The Pear Field Page 6
‘When are you coming home?’ asks Irakli.
‘I’ve just started a new job. I need to save up a bit and then I’ll come back…’
Silence.
‘Irakli, you know I love you, right? Don’t be cross. It’s better this way…’
Irakli’s eyes fill with tears. He rubs his eyes vigorously to try and stem the flow. He goes bright red and screws up his face, but no sound comes out. He just sits there in silence on the stool.
Lela snatches the phone out of his hand and shouts into the receiver, ‘It’s better this way, is it? You bitch, dumping your kid and swanning off like that! What kind of a mother are you? You fucking waste of space! Stop promising him you’ll come back! Stop promising things, you miserable cow!’
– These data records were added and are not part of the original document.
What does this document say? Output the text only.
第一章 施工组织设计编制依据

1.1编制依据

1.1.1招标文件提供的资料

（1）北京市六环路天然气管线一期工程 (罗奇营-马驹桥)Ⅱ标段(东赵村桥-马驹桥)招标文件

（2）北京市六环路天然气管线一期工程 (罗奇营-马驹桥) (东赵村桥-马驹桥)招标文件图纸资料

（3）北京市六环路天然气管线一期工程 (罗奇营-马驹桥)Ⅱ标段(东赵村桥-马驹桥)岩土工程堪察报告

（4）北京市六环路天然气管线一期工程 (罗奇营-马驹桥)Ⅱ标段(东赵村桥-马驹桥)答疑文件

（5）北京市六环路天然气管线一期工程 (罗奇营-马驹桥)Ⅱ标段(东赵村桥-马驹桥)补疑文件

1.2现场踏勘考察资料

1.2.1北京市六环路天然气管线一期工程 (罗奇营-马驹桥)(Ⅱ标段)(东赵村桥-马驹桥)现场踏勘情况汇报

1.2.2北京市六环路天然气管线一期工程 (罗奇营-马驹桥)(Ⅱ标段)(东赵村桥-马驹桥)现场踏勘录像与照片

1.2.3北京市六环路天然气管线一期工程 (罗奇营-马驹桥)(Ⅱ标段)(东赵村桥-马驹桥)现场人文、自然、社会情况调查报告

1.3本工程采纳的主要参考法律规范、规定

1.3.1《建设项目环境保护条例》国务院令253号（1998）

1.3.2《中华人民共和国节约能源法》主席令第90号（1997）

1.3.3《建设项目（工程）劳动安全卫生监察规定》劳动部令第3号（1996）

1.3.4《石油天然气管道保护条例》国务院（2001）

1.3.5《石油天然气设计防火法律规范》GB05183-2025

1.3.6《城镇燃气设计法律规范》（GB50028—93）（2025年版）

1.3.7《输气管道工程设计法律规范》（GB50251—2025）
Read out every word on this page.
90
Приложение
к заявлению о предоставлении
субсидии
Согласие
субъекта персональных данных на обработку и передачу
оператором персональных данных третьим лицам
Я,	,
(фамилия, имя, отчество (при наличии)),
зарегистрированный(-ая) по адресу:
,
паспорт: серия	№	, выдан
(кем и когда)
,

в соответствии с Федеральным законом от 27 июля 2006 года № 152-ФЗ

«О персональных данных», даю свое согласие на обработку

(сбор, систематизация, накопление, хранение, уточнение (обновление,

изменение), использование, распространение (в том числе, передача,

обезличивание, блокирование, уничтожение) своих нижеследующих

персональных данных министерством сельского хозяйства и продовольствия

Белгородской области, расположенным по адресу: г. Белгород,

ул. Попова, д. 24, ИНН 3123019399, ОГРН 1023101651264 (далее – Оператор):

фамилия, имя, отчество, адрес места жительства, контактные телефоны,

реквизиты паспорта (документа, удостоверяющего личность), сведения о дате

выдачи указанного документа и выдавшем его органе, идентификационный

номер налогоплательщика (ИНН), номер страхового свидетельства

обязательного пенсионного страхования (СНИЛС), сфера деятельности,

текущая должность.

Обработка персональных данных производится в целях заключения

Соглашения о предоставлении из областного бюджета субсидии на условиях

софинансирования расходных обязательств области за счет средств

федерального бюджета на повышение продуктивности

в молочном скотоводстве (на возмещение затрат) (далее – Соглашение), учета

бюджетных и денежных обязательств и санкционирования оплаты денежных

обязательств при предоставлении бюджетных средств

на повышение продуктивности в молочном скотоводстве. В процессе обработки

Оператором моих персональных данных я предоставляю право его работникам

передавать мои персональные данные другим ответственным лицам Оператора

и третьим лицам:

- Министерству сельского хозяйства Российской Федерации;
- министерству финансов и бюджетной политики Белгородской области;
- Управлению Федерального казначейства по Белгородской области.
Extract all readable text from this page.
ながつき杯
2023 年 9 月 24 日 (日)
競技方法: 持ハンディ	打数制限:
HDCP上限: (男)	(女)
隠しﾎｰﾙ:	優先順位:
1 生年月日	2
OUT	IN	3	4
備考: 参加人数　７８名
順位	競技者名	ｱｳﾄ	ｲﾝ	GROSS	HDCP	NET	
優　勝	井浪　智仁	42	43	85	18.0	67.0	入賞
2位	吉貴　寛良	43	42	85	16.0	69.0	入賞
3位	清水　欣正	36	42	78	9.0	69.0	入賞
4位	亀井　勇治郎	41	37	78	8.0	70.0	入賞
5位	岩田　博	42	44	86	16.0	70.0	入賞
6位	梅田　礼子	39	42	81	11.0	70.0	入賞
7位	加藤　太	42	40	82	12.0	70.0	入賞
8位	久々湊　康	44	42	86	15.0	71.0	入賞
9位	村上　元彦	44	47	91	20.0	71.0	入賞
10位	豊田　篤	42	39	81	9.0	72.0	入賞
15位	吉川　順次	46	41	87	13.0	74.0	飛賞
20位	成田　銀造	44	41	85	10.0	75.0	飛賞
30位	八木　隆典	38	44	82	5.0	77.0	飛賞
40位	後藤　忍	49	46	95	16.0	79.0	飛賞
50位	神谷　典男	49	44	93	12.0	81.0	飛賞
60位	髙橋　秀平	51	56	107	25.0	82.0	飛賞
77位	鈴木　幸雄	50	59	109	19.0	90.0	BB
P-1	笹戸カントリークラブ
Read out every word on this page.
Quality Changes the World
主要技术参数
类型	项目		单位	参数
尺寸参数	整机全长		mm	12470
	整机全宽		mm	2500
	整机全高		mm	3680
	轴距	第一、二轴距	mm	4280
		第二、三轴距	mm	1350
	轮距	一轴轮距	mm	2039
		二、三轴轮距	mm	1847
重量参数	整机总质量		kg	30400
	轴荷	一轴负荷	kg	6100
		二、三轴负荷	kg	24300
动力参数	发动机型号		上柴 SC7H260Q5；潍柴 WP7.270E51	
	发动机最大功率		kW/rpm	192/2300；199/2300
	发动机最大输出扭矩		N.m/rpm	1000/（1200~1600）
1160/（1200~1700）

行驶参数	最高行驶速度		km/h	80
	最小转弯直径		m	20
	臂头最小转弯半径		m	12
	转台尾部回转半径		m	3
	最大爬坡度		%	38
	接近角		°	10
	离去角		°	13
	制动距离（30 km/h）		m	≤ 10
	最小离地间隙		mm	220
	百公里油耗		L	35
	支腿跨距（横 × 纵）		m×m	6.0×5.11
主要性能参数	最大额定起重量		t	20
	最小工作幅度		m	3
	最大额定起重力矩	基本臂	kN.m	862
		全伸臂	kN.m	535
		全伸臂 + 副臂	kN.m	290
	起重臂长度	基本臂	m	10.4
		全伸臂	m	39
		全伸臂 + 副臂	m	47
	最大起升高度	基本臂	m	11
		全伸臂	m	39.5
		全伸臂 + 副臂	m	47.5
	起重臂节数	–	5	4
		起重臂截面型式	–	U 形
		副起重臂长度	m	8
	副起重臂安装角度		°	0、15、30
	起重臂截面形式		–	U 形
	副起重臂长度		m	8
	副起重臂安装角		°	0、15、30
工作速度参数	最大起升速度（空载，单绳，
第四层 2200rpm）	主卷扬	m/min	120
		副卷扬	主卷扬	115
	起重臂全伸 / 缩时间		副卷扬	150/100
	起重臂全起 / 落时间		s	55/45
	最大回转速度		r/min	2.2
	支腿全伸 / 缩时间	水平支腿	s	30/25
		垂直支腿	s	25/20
Irakli stares at Lela in disbelief. Lela is leaning forward, receiver in one hand, the other hand braced against her knee, sitting just like Irakli does.
A voice comes from the receiver: ‘Hello? Hello? Who is this?’
‘None of your fucking business! Listen, either you stop lying to him or I will come to Greece and I’ll fucking well stop you myself!’
She slams the receiver down.
‘Come on, we’re going. Hurry up!’ she says, as if she’s expecting Irakli’s mother to come after them. ‘Thank you!’ Lela calls out as they leave.
They go back in silence. Irakli is crying.
‘What are you crying for, you big baby?’ Lela says, walking faster. ‘Don’t you get it? She’s not coming. She just can’t bring herself to tell you! I told you she wasn’t coming and you wouldn’t listen! What do you need a mother for anyway? You know how to walk and talk, how to eat! You’re all grown up, for God’s sake!’
The minute they walk into the yard all thoughts of Irakli’s mother are forgotten. The school has a visitor: a woman called Madonna, who is taking photos of the children with a small silver camera. Dali is shouting instructions: ‘Stand up straight! Smile!’ Lela notices that Madonna is only photographing three children: Pako, a girl called Jilda and a boy called Lasha. All three are about six years old and have been scrubbed and dressed smartly. The children take turns to stand against the wall Madonna has chosen as a backdrop.
Madonna has bleach-blonde hair and an unusually ample rear end which she hauls around like a foreign body. Pako stands against the wall, hair wet-combed to one side, and when Dali tells him to stand up straight he pulls himself up so tall Lela thinks he might snap in the middle. Lasha is next. He stands by the wall with his big, sad eyes. Dali goes to straighten his hair and shirt. Madonna tries to get his attention, clicking her fingers above her head. Lasha just looks bewildered.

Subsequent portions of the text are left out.